Un tremplin pour l’offre française en Afrique
Depuis la concrétisation de ce projet, le MCLU ivoirien a reçu plusieurs distinctions en Côte d’Ivoire pour le caractère innovant de sa démarche et de sa solution. Il est aussi sollicité par d’autres pays d’Afrique comme le Mali ou le Cameroun pour présenter la démarche à des administrations en quête, elles aussi, de solutions pour moderniser leur gestion du foncier.
Pour IGN FI, et sa maison mère Geofit, groupe qui réalise un chiffre d’affaires de l’ordre de 80 millions d’euros, dont 15 % à l’international, ce projet ivoirien pourrait n’être qu’un début. « C’est un tremplin car ce projet se réalise dans un pays d’Afrique de l’ouest francophone où nous n’avions pas encore réussi à monter un tel projet aussi complet » se réjouit Christophe Dekeyne, directeur général d’IGN FI.
Eric Thalgott confirme l’ambition international du groupe : « nous avons vocation à faciliter l’émergence d’une ère nouvelle, grâce à la numérisation » indique-t-il. « On est un des leaders français dans notre secteur : il y a des opportunités à l’international sur des marchés de projets que nous structurons avec IGN FI. Nous avons également l’intention de déployer le modèle Geofit à l’international : nous sommes en train de nous positionner dans certains pays ».
En Afrique en effet, pour un groupe dont le cœur de métier est la collecte de données géographiques et spatiales et leur traitement pour permettre de modéliser toute sortes d’aménagements urbains, d’infrastructures, de réseaux, les chantiers sont immenses, les financements compliqués.

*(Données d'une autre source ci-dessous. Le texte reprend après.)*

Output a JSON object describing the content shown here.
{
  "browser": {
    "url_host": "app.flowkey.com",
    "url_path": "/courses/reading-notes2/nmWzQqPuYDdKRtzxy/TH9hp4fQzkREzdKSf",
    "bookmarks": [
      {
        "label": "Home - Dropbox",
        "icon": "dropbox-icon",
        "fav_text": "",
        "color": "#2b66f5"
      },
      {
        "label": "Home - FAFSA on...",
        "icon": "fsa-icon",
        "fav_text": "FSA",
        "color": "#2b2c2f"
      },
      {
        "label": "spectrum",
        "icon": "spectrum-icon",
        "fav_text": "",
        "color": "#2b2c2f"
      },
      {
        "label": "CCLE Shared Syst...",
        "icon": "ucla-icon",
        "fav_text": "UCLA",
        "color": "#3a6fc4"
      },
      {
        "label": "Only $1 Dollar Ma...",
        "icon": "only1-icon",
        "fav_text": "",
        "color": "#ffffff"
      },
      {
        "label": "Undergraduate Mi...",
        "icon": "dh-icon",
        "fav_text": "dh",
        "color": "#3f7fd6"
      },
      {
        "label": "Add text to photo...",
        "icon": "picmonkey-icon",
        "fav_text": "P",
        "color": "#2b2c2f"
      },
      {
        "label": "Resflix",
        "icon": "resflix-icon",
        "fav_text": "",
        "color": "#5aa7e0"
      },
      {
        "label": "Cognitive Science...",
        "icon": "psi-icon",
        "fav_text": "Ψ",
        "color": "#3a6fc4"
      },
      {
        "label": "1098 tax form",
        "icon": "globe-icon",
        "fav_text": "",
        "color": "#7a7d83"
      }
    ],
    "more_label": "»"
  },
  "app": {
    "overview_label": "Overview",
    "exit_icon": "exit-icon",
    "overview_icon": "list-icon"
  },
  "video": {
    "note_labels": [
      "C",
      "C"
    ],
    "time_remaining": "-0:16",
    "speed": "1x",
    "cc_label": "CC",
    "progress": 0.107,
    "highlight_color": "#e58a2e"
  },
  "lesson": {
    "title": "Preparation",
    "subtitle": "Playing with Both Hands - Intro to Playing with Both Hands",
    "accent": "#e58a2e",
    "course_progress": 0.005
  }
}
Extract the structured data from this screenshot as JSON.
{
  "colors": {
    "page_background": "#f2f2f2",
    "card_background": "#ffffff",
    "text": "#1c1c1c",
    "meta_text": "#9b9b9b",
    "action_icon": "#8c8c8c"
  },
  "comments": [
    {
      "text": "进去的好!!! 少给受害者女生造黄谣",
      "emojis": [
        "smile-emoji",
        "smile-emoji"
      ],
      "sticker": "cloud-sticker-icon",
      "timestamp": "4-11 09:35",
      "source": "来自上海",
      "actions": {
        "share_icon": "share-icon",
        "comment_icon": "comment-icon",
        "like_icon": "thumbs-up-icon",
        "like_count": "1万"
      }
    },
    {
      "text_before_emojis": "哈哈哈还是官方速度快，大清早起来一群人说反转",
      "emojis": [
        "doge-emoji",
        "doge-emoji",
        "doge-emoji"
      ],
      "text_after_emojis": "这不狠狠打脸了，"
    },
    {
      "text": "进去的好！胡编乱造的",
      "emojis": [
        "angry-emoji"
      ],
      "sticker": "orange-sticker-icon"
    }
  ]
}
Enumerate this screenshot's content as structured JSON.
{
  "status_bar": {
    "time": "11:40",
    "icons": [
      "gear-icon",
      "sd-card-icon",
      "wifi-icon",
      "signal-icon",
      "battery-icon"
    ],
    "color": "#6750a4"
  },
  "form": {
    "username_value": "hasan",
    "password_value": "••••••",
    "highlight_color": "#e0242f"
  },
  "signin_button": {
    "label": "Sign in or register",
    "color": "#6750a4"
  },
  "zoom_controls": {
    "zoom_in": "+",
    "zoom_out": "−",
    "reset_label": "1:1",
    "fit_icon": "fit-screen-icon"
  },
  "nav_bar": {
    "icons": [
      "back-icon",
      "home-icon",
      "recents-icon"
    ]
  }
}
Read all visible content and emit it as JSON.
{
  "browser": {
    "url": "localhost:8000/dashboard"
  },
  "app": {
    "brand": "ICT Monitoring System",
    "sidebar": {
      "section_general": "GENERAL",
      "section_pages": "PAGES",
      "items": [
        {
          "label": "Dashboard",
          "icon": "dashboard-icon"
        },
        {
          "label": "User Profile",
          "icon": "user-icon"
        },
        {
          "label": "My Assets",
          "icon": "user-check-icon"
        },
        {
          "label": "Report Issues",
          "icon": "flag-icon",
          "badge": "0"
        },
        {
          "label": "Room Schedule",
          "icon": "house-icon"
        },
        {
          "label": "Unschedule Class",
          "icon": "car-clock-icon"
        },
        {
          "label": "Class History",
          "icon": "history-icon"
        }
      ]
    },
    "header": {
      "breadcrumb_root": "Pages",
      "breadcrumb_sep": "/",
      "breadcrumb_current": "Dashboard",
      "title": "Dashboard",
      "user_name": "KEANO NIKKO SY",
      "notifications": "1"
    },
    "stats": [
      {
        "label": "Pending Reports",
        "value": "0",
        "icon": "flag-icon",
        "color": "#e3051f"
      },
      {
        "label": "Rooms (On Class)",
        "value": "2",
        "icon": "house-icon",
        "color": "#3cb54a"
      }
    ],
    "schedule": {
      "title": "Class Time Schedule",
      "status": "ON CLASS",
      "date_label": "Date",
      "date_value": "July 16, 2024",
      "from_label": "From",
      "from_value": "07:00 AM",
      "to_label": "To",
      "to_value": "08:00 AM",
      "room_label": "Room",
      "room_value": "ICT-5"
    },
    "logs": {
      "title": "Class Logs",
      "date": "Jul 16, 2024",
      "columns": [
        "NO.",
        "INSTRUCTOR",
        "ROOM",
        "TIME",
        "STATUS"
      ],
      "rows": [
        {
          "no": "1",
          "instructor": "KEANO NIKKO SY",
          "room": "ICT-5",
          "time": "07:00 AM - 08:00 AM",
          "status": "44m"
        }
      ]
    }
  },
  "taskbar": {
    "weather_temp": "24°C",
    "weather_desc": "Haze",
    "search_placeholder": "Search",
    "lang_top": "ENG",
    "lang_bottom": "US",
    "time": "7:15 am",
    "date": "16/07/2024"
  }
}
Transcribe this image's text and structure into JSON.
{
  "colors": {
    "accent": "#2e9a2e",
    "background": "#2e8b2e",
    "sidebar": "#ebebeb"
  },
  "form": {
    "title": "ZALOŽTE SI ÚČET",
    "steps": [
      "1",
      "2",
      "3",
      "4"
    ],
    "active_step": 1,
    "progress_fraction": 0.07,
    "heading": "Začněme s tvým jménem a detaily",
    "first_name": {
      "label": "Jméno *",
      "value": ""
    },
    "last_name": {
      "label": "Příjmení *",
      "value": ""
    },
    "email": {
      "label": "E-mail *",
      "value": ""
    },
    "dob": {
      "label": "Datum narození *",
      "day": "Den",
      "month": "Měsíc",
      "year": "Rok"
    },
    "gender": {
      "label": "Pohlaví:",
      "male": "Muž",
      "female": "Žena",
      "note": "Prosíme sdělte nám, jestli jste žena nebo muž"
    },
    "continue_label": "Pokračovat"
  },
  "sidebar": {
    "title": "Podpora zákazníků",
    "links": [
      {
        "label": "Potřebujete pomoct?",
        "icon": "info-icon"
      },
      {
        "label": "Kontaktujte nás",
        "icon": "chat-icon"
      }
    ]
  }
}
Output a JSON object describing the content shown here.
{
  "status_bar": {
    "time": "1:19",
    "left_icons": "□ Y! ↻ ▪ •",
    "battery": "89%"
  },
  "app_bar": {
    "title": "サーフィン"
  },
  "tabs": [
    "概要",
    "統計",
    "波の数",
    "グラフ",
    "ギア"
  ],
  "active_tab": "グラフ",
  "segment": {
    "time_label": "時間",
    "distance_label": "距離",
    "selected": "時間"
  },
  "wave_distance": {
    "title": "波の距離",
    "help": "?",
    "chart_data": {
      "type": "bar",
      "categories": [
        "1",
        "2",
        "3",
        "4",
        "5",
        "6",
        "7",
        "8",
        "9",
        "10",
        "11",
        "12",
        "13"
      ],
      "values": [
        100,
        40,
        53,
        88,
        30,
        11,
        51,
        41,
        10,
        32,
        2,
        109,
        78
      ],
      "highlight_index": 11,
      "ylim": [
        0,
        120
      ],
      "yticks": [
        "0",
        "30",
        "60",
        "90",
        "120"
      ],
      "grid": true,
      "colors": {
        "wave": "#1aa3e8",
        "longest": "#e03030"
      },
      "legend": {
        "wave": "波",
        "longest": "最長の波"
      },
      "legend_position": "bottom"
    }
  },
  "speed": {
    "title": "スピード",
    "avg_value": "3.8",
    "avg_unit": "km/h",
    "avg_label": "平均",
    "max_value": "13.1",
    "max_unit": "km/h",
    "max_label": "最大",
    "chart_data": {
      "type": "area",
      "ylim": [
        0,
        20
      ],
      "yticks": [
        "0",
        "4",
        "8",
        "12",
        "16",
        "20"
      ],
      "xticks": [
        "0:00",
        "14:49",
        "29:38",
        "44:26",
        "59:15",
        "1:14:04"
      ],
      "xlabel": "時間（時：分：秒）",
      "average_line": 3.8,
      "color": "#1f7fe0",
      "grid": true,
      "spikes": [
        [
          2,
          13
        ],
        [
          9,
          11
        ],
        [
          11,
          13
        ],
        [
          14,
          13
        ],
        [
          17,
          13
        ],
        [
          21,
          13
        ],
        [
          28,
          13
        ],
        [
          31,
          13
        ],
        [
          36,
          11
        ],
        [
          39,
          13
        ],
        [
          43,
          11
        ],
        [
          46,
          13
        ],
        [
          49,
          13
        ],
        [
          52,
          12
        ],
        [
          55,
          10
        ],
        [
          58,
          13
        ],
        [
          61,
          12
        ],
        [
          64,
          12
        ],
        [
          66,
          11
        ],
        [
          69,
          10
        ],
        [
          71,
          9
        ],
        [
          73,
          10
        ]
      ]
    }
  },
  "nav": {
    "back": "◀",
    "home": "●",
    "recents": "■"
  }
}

Le crédit export est un nouvel outil pour ce secteur qui gagne à être connu.
Chez Bpifrance, on compte bien capitaliser sur cette réalisation alors que l’Afrique est le terrain privilégié de développement de ses crédits export. « cette opération s’inscrit dans une dynamique très forte de notre activité de financement export en Afrique : 70 % de notre production en crédit export concerne le soutien à des projets d’entreprises françaises sur ce continent. L’encours cumulé atteint 1 milliard d’euros depuis son lancement en 2015 » conclut Pedro Novo.